Los partidos los veíamos en un televisor blanco y negro que estaba en la última oficina, a la derecha de la Pecera. No puedo aventurar qué pasaba por dentro de cada compañero, pero en esas horas era como si entráramos en una especie de burbuja.

—¡Dale!

—El Beto Alonso...

—Pero Kempes...

—Luque.

—Ardiles.

—Dale, dale, César Luis —cuando enfocaban a Menotti.

El oficial encargado de la Pecera era el teniente de navío Juan Carlos Rolón, alias “Niño”. Era muy futbolero, sobre “el Beto” Alonso mantenía largas parrafadas con sus prisioneros.

A los desaparecidos que estaban las veinticuatro horas recluidos en Capucha el Mundial les “llegaba” en los gritos de la cancha cuando se jugaba en River. Tan cercana, y a años luz de la Esma.

El día de la final, hasta yo me sumergí en la lógica de la burbuja. Cuando terminó el partido, gran algarabía... Eufórico, y gritando “ganamos, ganamos”, entró Acosta. Les dio la mano a los varones y a las mujeres un beso.

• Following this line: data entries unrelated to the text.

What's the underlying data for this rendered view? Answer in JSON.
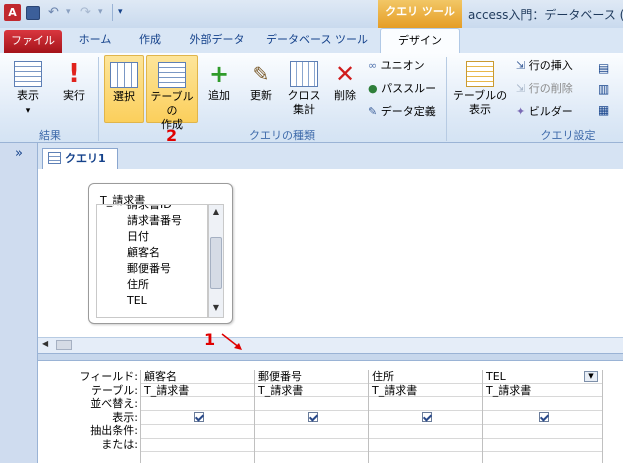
{
  "window": {
    "app_icon": "A",
    "ctx_tab": "クエリ ツール",
    "title": "access入門：データベース (Acc"
  },
  "tabs": [
    "ファイル",
    "ホーム",
    "作成",
    "外部データ",
    "データベース ツール",
    "デザイン"
  ],
  "ribbon": {
    "results": {
      "view": "表示",
      "view_arrow": "▾",
      "run": "実行",
      "label": "結果"
    },
    "query_type": {
      "select": "選択",
      "maketable_1": "テーブルの",
      "maketable_2": "作成",
      "append": "追加",
      "update": "更新",
      "crosstab_1": "クロス",
      "crosstab_2": "集計",
      "delete": "削除",
      "union": "ユニオン",
      "passthrough": "パススルー",
      "datadef": "データ定義",
      "label": "クエリの種類"
    },
    "setup": {
      "showtable_1": "テーブルの",
      "showtable_2": "表示",
      "insert_row": "行の挿入",
      "delete_row": "行の削除",
      "builder": "ビルダー",
      "label": "クエリ設定"
    }
  },
  "annotations": {
    "one": "1",
    "two": "2"
  },
  "nav": {
    "chevron": "»"
  },
  "query_tab": "クエリ1",
  "table": {
    "title": "T_請求書",
    "fields": [
      "請求書ID",
      "請求書番号",
      "日付",
      "顧客名",
      "郵便番号",
      "住所",
      "TEL"
    ]
  },
  "grid": {
    "labels": [
      "フィールド:",
      "テーブル:",
      "並べ替え:",
      "表示:",
      "抽出条件:",
      "または:"
    ],
    "columns": [
      {
        "field": "顧客名",
        "table": "T_請求書",
        "show": true
      },
      {
        "field": "郵便番号",
        "table": "T_請求書",
        "show": true
      },
      {
        "field": "住所",
        "table": "T_請求書",
        "show": true
      },
      {
        "field": "TEL",
        "table": "T_請求書",
        "show": true
      }
    ]
  },
  "colors": {
    "accent": "#fbcf5c",
    "file_tab": "#c8262e",
    "context": "#e8a83a",
    "annotation": "#e00000"
  }
}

La certeza se me hizo de plomo: “Si ellos ganaron, nosotros perdimos”.

Al rato, un “verde” nos nombró a varios y dijo “prepárense para salir”. A mí me subieron a un Peugeot 504 verde en el que iban el prefecto Héctor Febres, alias “Selva”, y el suboficial Mendoza. El auto dobló en Cabildo hacia el centro. Yo no podía creer semejante multitud gritando, saltando feliz. Me asfixiaba. Le pedí permiso a Febres para asomarme por el techo “para mirar cómo festejan”. Me paré y vi. “Si me pongo a gritar que soy una desaparecida, nadie me va a dar pelota”, pensé mientras lloraba.

Foto tomada por la Conadep en 1984 (Memoria Abierta).

Había tantos autos que no podían seguir avanzando, entonces dieron la vuelta y enfilaron para Martínez, hasta una parrilla sobre Maipú, donde seguía ese fervor popular que hubiera merecido otro acontecimiento. Ahí, en la misma mesa, torturadores y torturados. Otra vez la asfixia. Pedí permiso para ir al baño. Ahí adentro, con la puerta bien cerrada, empecé a escribir con un lápiz de labios sobre los azulejos: “Milicos asesinos, Massera asesino, vivan los montoneros”. Volví a la mesa. Volví a ser una prisionera, y quería volver a Capucha. Conocía más la horrible lógica del mundo subterráneo que lo que estaba viendo afuera.

Eso era la soledad: saber que, si gritaba que era una desaparecida, nadie me iba a dar bolilla.